When Jan Faircloth graduated from Peabody’s Bishop Fenwick High School in 1971, she ordered a class ring as a keepsake. It was a yellow-golden stone set in a thick gold band, and she gave it to her boyfriend, who looped it onto his key chain.
But shortly after, he lost the set of keys, and with them, her ring.
For 45-plus years, there was no trace of the ring, not behind a couch or stashed in a drawer. The Peabody woman, who now goes by Jan Faircloth Kentros, assumed it was gone forever.
“Never, in my wildest dreams, did I ever think it would turn up,’’ she said.

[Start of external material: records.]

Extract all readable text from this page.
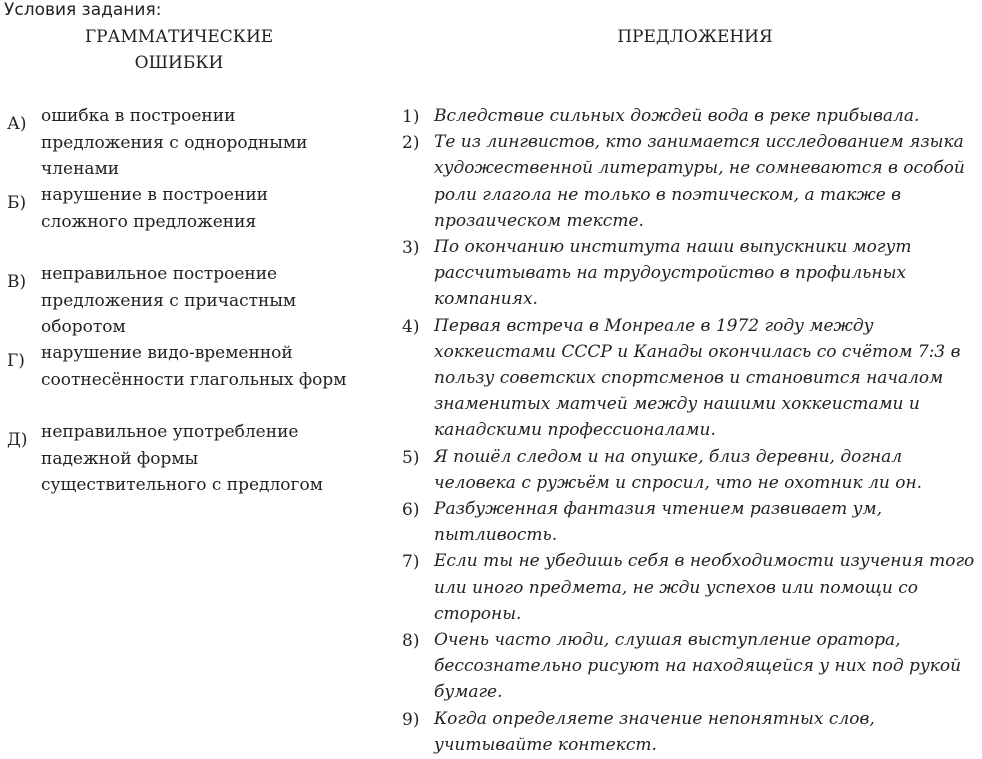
Условия задания:
ГРАММАТИЧЕСКИЕ ОШИБКИ
ПРЕДЛОЖЕНИЯ
А) ошибка в построении предложения с однородными членами
Б) нарушение в построении сложного предложения
В) неправильное построение предложения с причастным оборотом
Г) нарушение видо-временной соотнесённости глагольных форм
Д) неправильное употребление падежной формы существительного с предлогом
1) Вследствие сильных дождей вода в реке прибывала.
2) Те из лингвистов, кто занимается исследованием языка художественной литературы, не сомневаются в особой роли глагола не только в поэтическом, а также в прозаическом тексте.
3) По окончанию института наши выпускники могут рассчитывать на трудоустройство в профильных компаниях.
4) Первая встреча в Монреале в 1972 году между хоккеистами СССР и Канады окончилась со счётом 7:3 в пользу советских спортсменов и становится началом знаменитых матчей между нашими хоккеистами и канадскими профессионалами.
5) Я пошёл следом и на опушке, близ деревни, догнал человека с ружьём и спросил, что не охотник ли он.
6) Разбуженная фантазия чтением развивает ум, пытливость.
7) Если ты не убедишь себя в необходимости изучения того или иного предмета, не жди успехов или помощи со стороны.
8) Очень часто люди, слушая выступление оратора, бессознательно рисуют на находящейся у них под рукой бумаге.
9) Когда определяете значение непонятных слов, учитывайте контекст.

But then, more than four decades after it was lost, Faircloth Kentros got a call from her alma mater.
They had a class ring from 1971, bearing the engraving of her initials, and they thought it might belong to her.
Last week, she drove to the Catholic high school and saw her long-lost ring for the first time since she was a lovestruck senior.
“I was just shocked,’’ Faircloth Kentros, 63, said. “It’s in really good shape. It was amazing to me that they would find it.’’
Someone had found the ring in the middle of the athletic track behind the school, and turned it in to the lost and found.
Fenwick staffers grabbed a 1971 class yearbook and searched the names of senior girls, hoping to match a name with the initials engraved inside the ring. They found Faircloth Kentros.
She was gobsmacked.
The athletic track where the ring turned up wasn’t even built when she graduated. The area has been dug up and remodeled since her time there. She doesn’t know how it appeared in the middle of the track, detached from the keys, she said. She speculates that a bird or animal may have dug it up and carried it after it was lost on the property.
Faircloth Kentros, who put the ring on her finger for the first time in more than 45 years, wasn’t the only one excited about the find.
“My then-boyfriend was very happy that we found the ring,’’ she said.
That old boyfriend, John, has been her husband for the past 42 years.